La preuve doit également établir que la conduite objectivement dangereuse adoptée par le conducteur constitue un écart marqué par rapport à la norme de diligence que respecterait un conducteur raisonnable dans les mêmes circonstances, en l'occurrence, un policier. Le critère de l'écart marqué souligne le haut degré de négligence nécessaire pour engager la responsabilité criminelle. Ainsi, une imprudence, une simple négligence ou une erreur de jugement sont insuffisantes pour engager la responsabilité criminelle d'un individu.
Par ailleurs, le Code de la sécurité routière (C.s.r.) contient certaines dispositions relatives à la conduite d'un véhicule d'urgence. L'article 378 précise que le conducteur d'un véhicule d'urgence doit actionner les feux clignotants ou pivotants, ou les avertisseurs sonores, ou un dispositif de changement des signaux lumineux de circulation visés à l'article 255 dont est muni son véhicule, seulement dans l'exercice de ses fonctions et si les circonstances l'exigent. Il n'est alors pas tenu de respecter certaines dispositions du C.s.r.
Dans le dossier à l'étude, la preuve révèle que l'intervention était légale. De l'aveu même du conducteur fuyard, ce dernier a circulé sur un feu rouge ainsi qu'en sens inverse afin de tenter de fuir l'interception policière et, par la suite, un témoin affirme qu'au cours de la poursuite policière, le véhicule circulait à environ 150 km/h de manière dangereuse, de même qu'il a également circulé sur la piste cyclable.
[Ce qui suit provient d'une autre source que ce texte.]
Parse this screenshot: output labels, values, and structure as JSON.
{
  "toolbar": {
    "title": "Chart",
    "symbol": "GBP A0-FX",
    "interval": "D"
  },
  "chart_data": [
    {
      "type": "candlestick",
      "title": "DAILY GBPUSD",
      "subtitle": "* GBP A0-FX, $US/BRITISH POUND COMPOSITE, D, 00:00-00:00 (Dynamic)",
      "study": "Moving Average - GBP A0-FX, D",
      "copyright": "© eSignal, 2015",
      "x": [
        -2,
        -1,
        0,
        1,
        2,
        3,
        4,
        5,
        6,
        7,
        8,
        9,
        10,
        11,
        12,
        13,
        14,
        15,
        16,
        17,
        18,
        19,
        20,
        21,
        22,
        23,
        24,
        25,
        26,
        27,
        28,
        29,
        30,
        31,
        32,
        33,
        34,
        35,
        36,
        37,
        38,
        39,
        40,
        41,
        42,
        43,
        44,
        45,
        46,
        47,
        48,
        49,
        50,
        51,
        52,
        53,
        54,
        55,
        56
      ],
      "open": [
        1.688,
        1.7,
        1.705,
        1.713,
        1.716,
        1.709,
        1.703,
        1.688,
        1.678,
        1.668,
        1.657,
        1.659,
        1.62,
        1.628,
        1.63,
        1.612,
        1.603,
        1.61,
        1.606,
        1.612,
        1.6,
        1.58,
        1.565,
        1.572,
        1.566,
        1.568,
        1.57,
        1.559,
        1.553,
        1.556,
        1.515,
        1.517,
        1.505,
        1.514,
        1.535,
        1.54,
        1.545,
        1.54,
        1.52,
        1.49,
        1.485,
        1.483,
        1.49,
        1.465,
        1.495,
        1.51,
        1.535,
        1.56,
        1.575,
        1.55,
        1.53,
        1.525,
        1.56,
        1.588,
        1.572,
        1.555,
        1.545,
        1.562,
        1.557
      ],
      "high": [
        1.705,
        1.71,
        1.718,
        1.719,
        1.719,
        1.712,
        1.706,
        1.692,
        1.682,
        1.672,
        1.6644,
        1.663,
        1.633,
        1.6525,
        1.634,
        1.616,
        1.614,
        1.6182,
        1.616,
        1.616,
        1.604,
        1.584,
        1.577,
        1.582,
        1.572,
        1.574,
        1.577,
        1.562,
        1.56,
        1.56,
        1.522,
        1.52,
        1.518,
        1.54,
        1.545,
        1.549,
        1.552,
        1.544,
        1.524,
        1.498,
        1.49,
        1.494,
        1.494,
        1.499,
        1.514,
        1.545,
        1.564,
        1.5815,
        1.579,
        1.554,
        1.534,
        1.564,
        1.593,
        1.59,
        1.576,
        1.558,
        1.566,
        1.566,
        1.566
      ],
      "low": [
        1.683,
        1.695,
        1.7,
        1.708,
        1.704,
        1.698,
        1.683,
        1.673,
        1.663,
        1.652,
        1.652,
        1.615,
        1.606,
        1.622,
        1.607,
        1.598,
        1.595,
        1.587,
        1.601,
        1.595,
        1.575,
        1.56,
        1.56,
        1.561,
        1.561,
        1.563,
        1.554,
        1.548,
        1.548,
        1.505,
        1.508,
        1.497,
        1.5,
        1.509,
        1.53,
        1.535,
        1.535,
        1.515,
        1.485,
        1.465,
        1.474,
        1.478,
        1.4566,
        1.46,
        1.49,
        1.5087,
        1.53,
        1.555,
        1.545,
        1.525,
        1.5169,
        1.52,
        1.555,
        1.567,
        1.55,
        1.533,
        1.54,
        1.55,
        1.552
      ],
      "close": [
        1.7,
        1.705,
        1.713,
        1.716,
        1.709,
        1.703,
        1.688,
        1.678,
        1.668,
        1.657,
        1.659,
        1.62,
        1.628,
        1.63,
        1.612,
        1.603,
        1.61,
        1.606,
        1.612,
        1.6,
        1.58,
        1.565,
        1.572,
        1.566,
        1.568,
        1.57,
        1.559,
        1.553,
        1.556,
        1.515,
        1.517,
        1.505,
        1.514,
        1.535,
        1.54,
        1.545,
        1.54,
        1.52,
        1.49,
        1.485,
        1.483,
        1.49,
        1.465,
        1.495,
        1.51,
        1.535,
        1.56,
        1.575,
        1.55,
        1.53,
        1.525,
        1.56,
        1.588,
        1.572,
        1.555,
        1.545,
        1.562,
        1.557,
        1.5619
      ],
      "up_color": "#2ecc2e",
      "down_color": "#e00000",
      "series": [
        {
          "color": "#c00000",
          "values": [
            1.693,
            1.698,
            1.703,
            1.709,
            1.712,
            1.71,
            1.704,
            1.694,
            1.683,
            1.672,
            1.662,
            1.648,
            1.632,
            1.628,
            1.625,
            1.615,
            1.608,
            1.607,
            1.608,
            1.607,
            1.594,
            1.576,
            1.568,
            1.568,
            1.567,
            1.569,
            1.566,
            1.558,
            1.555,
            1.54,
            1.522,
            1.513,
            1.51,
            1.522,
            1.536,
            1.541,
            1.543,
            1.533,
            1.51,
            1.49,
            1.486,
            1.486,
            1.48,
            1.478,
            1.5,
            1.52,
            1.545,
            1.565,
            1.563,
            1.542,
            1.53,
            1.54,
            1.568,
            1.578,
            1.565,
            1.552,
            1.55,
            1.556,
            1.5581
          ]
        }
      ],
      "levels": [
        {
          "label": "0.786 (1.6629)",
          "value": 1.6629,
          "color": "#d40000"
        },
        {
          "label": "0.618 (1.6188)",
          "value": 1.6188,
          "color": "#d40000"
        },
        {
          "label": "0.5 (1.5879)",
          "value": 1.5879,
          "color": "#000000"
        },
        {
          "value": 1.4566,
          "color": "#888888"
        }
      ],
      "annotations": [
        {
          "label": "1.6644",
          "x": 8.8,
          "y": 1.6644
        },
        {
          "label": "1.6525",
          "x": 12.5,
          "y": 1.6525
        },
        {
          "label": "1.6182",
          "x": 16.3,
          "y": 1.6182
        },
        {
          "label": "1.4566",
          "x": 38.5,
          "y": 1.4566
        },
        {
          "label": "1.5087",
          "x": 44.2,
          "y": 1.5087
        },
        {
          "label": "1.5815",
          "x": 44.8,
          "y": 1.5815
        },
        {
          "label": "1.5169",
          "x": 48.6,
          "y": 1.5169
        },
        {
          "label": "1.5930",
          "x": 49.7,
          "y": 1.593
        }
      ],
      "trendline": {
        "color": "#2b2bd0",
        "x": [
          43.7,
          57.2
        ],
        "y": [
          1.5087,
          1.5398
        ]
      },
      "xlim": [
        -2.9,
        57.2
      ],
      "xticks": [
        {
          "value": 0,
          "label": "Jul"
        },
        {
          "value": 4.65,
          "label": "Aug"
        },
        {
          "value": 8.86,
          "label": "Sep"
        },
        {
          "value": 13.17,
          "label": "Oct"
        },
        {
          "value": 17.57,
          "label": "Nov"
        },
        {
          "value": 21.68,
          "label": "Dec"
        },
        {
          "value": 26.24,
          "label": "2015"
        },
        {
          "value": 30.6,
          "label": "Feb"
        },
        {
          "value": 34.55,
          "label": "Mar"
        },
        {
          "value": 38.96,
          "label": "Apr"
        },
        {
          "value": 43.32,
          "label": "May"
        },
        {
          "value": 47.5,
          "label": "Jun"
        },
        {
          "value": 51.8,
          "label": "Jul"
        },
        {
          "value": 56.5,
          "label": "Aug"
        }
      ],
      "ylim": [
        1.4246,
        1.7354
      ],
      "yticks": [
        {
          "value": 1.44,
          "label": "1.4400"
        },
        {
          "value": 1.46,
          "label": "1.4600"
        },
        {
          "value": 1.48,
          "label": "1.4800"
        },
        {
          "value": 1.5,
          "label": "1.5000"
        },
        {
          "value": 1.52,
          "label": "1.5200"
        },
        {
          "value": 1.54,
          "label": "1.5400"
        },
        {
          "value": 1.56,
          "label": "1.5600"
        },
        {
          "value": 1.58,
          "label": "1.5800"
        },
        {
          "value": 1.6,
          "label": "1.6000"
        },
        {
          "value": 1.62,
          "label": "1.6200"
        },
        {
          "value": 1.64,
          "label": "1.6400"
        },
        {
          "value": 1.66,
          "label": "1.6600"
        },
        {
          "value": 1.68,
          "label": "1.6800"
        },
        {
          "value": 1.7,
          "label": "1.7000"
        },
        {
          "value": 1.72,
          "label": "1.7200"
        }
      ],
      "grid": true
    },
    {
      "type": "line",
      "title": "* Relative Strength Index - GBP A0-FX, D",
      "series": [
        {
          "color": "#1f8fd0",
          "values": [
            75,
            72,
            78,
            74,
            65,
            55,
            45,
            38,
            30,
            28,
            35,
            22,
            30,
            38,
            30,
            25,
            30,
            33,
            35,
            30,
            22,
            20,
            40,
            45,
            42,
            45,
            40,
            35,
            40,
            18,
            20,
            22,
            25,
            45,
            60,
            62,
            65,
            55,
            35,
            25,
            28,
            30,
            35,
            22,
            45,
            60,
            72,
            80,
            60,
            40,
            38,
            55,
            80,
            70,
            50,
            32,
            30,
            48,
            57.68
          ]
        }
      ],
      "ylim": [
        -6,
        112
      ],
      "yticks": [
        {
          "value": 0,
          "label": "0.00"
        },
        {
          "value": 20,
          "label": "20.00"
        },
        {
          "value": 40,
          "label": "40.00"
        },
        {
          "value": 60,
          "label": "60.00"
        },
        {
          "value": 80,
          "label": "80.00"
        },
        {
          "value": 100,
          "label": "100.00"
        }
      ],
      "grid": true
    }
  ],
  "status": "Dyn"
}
Bien qu'il ait actionné les gyrophares et les sirènes, et ce, même en considérant qu'il était autorisé à enfreindre la limite de vitesse en vertu de l'article 378 du C.s.r., le fait de conduire à 169 km/h sur une artère commerciale achalandée en fin d'après-midi constitue une conduite qui est objectivement dangereuse pour le public.
Toutefois, la preuve ne permet pas d'inférer que le comportement du policier impliqué constitue un écart marqué par rapport à la norme de diligence d'un policier raisonnable dans les mêmes circonstances.
Considérant l'ensemble des circonstances dont la configuration des lieux en zone commerciale, l'état de la circulation, l'état de la chaussée, l'utilisation des gyrophares et des sirènes, la courte durée en temps et en distance de la conduite à haute vitesse, ainsi que le haut degré de négligence nécessaire pour engager la responsabilité criminelle en matière de conduite dangereuse, nous concluons qu'il n'y a pas de preuve d'un écart marqué par rapport à la norme de diligence d'un policier raisonnable dans les mêmes circonstances.
Par ailleurs, en droit criminel, le policier n'est pas responsable de la collision survenue entre le véhicule fuyard et un autre véhicule. La preuve révèle qu'il n'y a eu aucun contact entre le véhicule de patrouille et le véhicule fuyard, de même que la conduite du policier n'a pas contraint le conducteur du véhicule fuyard à effectuer des manœuvres dangereuses. La collision et les blessures qui en ont résulté ont été causées par le conducteur du véhicule fuyard, alors qu'il conduisait dangereusement en fuyant une interception légale.
Conséquemment, à la suite de son analyse, le DPCP est d'avis que la preuve ne révèle pas la commission d'une infraction criminelle par le policier du Service de police de Mascouche impliqué dans cet événement.
Le Directeur des poursuites criminelles et pénales
Le DPCP fournit, au nom de l'État, un service de poursuites criminelles et pénales indépendant de toute considération de nature politique, et ce, de façon à préserver l'intégrité du processus judiciaire tout en assurant la protection de la société, dans la recherche de l'intérêt de la justice et de l'intérêt public, de même que dans le respect de la règle de droit et des intérêts légitimes des personnes victimes et des témoins.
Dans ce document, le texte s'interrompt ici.